Solche Vorfälle zeigen, dass es sich bei Angriffen auf queere Veranstaltungen nicht um isolierte Einzelfälle handelt. Vielmehr erkennen Sicherheitsbehörden eine „neue Qualität rechter Gewalt“, die gezielt gegen gesellschaftliche Minderheiten agiert – koordiniert, organisiert und zunehmend militant.

Solidarität als Antwort

Trotz der Bedrohung war die Stimmung auf der Marzahn Pride geprägt von Entschlossenheit und Gemeinschaft. Viele Teilnehmende äußerten den Wunsch, auch im kommenden Jahr wiederzukommen – nicht trotz, sondern wegen der Gefahr.

Eine Aktivistin aus dem Orga-Team erklärte:

„Wenn wir uns jetzt zurückziehen, haben die Rechten schon gewonnen. Marzahn gehört allen – auch queeren Menschen.“

Diese Haltung spiegelt sich auch in der wachsenden Zahl von Unterstützerinnen und Unterstützern wider. Organisationen wie Quarteera, Bündnisse gegen Rechts und zahlreiche queere Netzwerke arbeiten daran, die Sichtbarkeit in als schwierig geltenden Bezirken wie Marzahn zu erhöhen – ein Balanceakt zwischen Sicherheitsbedenken und dem Recht auf Öffentlichkeit.

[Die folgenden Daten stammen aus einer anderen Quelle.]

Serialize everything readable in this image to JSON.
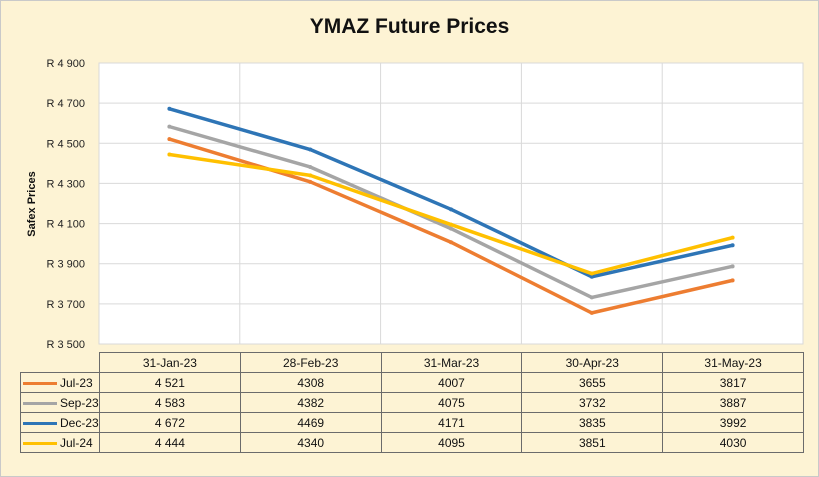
{
  "chart_data": {
    "type": "line",
    "title": "YMAZ Future Prices",
    "xlabel": "",
    "ylabel": "Safex Prices",
    "categories": [
      "31-Jan-23",
      "28-Feb-23",
      "31-Mar-23",
      "30-Apr-23",
      "31-May-23"
    ],
    "ylim": [
      3500,
      4900
    ],
    "yticks": [
      3500,
      3700,
      3900,
      4100,
      4300,
      4500,
      4700,
      4900
    ],
    "ytick_labels": [
      "R 3 500",
      "R 3 700",
      "R 3 900",
      "R 4 100",
      "R 4 300",
      "R 4 500",
      "R 4 700",
      "R 4 900"
    ],
    "grid": true,
    "series": [
      {
        "name": "Jul-23",
        "color": "#ed7d31",
        "values": [
          4521,
          4308,
          4007,
          3655,
          3817
        ],
        "labels": [
          "4 521",
          "4308",
          "4007",
          "3655",
          "3817"
        ]
      },
      {
        "name": "Sep-23",
        "color": "#a5a5a5",
        "values": [
          4583,
          4382,
          4075,
          3732,
          3887
        ],
        "labels": [
          "4 583",
          "4382",
          "4075",
          "3732",
          "3887"
        ]
      },
      {
        "name": "Dec-23",
        "color": "#2e75b6",
        "values": [
          4672,
          4469,
          4171,
          3835,
          3992
        ],
        "labels": [
          "4 672",
          "4469",
          "4171",
          "3835",
          "3992"
        ]
      },
      {
        "name": "Jul-24",
        "color": "#ffc000",
        "values": [
          4444,
          4340,
          4095,
          3851,
          4030
        ],
        "labels": [
          "4 444",
          "4340",
          "4095",
          "3851",
          "4030"
        ]
      }
    ]
  },
  "colors": {
    "background": "#fdf3d4",
    "plot_background": "#ffffff",
    "gridline": "#d9d9d9"
  }
}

Zwischen Gefahr und Hoffnung

Die Ereignisse rund um die Marzahn Pride 2025 zeigen deutlich, wie fragil das Gleichgewicht zwischen demokratischer Teilhabe und Bedrohung durch Extremismus ist. Dass ein Angriff verhindert wurde, ist in erster Linie dem schnellen Handeln der Polizei zu verdanken. Doch der Einsatz uniformierter Kräfte allein reicht nicht aus.

Notwendig ist ein breiter Schulterschluss von Politik, Zivilgesellschaft, Polizei und Medien, um queerfeindlicher Gewalt nachhaltig entgegenzutreten. Die Marzahn Pride war – trotz aller Widrigkeiten – ein deutliches Zeichen dafür, dass Vielfalt nicht weicht, sondern bleibt. Sie steht stellvertretend für ein Land, das sich zwar mit alten und neuen Feindbildern konfrontiert sieht, aber auch zeigt: Wer Hass verbreiten will, stößt auf Widerstand – organisiert, laut und sichtbar.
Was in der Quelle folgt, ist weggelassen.